Maroc-Espagne. Ce qu’ils ne se sont pas dit

Mohammed VI considère
Juan Carlos comme une sorte
de "grand oncle" (AFP)
D’accord, les rois marocain et espagnol s’apprécient énormément. D’accord, la visite de Juan Carlos au Maroc augure d’un "réchauffement" entre les deux pays. Mais entre tapis rouge et petits fours, aucun "dossier qui fâche" n’a été abordé. Tour d'horizon.


Quel sens donner à la visite du roi Juan Carlos au Maroc ? Pour une fois, on peut se fier à la MAP pour répondre à cette question : "La visite du souverain ibérique vient consolider les relations entre l’Espagne et le Maroc et détendre l’atmosphère
entre les deux pays". Une visite symbolique, presque personnelle.
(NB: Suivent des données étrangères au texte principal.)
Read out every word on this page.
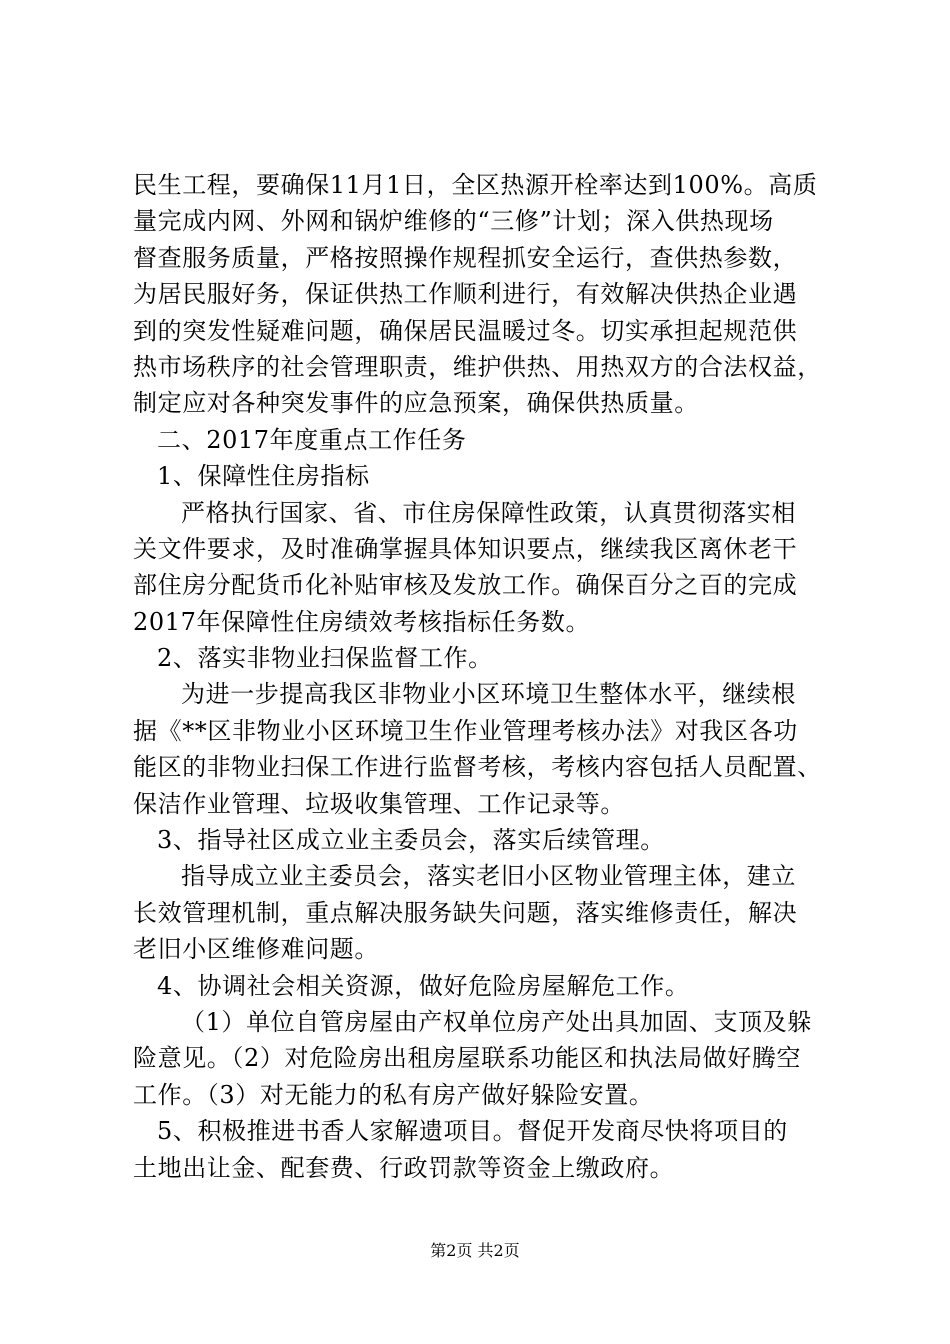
民生工程，要确保11月1日，全区热源开栓率达到100%。高质
量完成内网、外网和锅炉维修的“三修”计划；深入供热现场
督查服务质量，严格按照操作规程抓安全运行，查供热参数，
为居民服好务，保证供热工作顺利进行，有效解决供热企业遇
到的突发性疑难问题，确保居民温暖过冬。切实承担起规范供
热市场秩序的社会管理职责，维护供热、用热双方的合法权益，
制定应对各种突发事件的应急预案，确保供热质量。
二、2017年度重点工作任务
1、保障性住房指标
严格执行国家、省、市住房保障性政策，认真贯彻落实相
关文件要求，及时准确掌握具体知识要点，继续我区离休老干
部住房分配货币化补贴审核及发放工作。确保百分之百的完成
2017年保障性住房绩效考核指标任务数。
2、落实非物业扫保监督工作。
为进一步提高我区非物业小区环境卫生整体水平，继续根
据《**区非物业小区环境卫生作业管理考核办法》对我区各功
能区的非物业扫保工作进行监督考核，考核内容包括人员配置、
保洁作业管理、垃圾收集管理、工作记录等。
3、指导社区成立业主委员会，落实后续管理。
指导成立业主委员会，落实老旧小区物业管理主体，建立
长效管理机制，重点解决服务缺失问题，落实维修责任，解决
老旧小区维修难问题。
4、协调社会相关资源，做好危险房屋解危工作。
（1）单位自管房屋由产权单位房产处出具加固、支顶及躲
险意见。（2）对危险房出租房屋联系功能区和执法局做好腾空
工作。（3）对无能力的私有房产做好躲险安置。
5、积极推进书香人家解遗项目。督促开发商尽快将项目的
土地出让金、配套费、行政罚款等资金上缴政府。
第2页 共2页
On le sait, les deux chefs d’état se connaissent très bien. Juan Carlos considérait Hassan II comme "un grand frère", et naturellement donc, Mohammed VI considère le monarque espagnol comme "un oncle". Sauf que voilà, le "méchant Aznar" avait rendu impossible leur amour, confinant "l’oncle bienveillant" à un rôle de spectateur muet et impuissant. Aujourd’hui, avec l’avènement du Premier ministre socialiste Zapatero, les deux chefs d’état veulent rattraper le temps perdu. Juan Carlos réserve sa première mission diplomatique au Maroc et Mohammed VI se lâche dans une interview accordée à El Pais. "Un peu trop même" au goût d’Aznar, au sujet duquel Mohammed VI s’est demandé, "s’il était plus franquiste que Franco". Le parallèle – le ton interrogatif n’y a rien changé – a soulevé un tollé du parti populaire espagnol. Le parti d’Aznar a lancé un ultimatum à Zapatero pour répondre à cette "agression" et a même exigé (sous cape) des excuses officielles.
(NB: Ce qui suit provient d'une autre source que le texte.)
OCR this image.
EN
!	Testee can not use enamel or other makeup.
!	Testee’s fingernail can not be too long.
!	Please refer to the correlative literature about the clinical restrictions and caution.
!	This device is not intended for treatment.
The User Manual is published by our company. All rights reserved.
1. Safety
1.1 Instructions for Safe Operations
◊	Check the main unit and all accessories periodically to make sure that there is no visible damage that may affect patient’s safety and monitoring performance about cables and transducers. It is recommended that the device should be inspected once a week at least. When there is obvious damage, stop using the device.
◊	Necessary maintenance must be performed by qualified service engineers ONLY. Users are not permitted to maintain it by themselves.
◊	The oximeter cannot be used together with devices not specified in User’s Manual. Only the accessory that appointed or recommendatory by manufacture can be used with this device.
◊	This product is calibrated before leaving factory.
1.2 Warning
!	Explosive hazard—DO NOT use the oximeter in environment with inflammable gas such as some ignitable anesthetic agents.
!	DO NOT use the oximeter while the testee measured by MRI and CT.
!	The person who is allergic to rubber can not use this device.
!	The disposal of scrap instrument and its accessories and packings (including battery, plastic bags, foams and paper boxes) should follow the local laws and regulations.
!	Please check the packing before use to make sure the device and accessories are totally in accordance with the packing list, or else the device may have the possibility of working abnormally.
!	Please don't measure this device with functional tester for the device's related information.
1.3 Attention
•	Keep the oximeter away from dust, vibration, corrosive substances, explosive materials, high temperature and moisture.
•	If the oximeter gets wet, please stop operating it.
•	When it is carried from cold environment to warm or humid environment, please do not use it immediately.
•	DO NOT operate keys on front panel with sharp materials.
"La réaction du PP est démesurée, mais la déclaration du roi l’était tout autant, tranche ce chroniqueur espagnol. C’est comme si Mohammed VI coupait les ponts avec ceux qui pourraient, à nouveau, être demain à la tête du gouvernement dans un pays démocratique. C’est une erreur stratégique".
Mais sur cela, tout le monde a passé outre. Un conseil de ministres espagnols a même décidé de décorer une pléiade de responsables marocains, tous, d’une manière ou d’une autre, proches du Palais. On y retrouve Abdelaziz Meziane Belfqih et Rochdi Chraibi, mais aussi Jettou, Majidi, El Himma, Fassi Fihri sans oublier les généraux Hamidou Laânigri et Hosni Benslimane. Certaines associations de droits de l’homme se disent "scandalisées" par la décoration des sécuritaires "accusés de dépassements et d’abus divers". Plusieurs observateurs se demandent par ailleurs pourquoi aucun des traditionnels amis de l’Espagne n’a été inclus dans la liste (Larbi Messari, intermédiaire éprouvé en temps de crise, Fadel Benyaich dont la mère est espagnole, etc.).

Le nouveau lobby espagnol
Le signal est pourtant clair, estime cet analyste politique. "La question ne se pose même pas pour la décoration des sécuritaires : ils ont pleinement collaboré avec les Espagnols après les attentats de Madrid et restent des personnages clés pour la prévention d’autres actes terroristes, vu la nationalité marocaine de plusieurs incriminés". "D’un autre côté, poursuit un observateur, l’Espagne ne veut plus assister impuissante au partage du Maghreb (Maroc et Algérie essentiellement) entre la France et les états-Unis. Elle se rapproche donc des centres de décision au Maroc, de l’élite qui entoure le roi, pour créer des lobbies et renforcer la présence espagnole au sud de la méditerranée". Renforcer la présence espagnole, cela passe aussi par l’inauguration d’une grande centrale thermique à Taheddart et la création, bientôt, d’une université espagnole à Tanger, censée "donner un coup de pouce à l’hispanophonie face à la domination du français et de l’anglais".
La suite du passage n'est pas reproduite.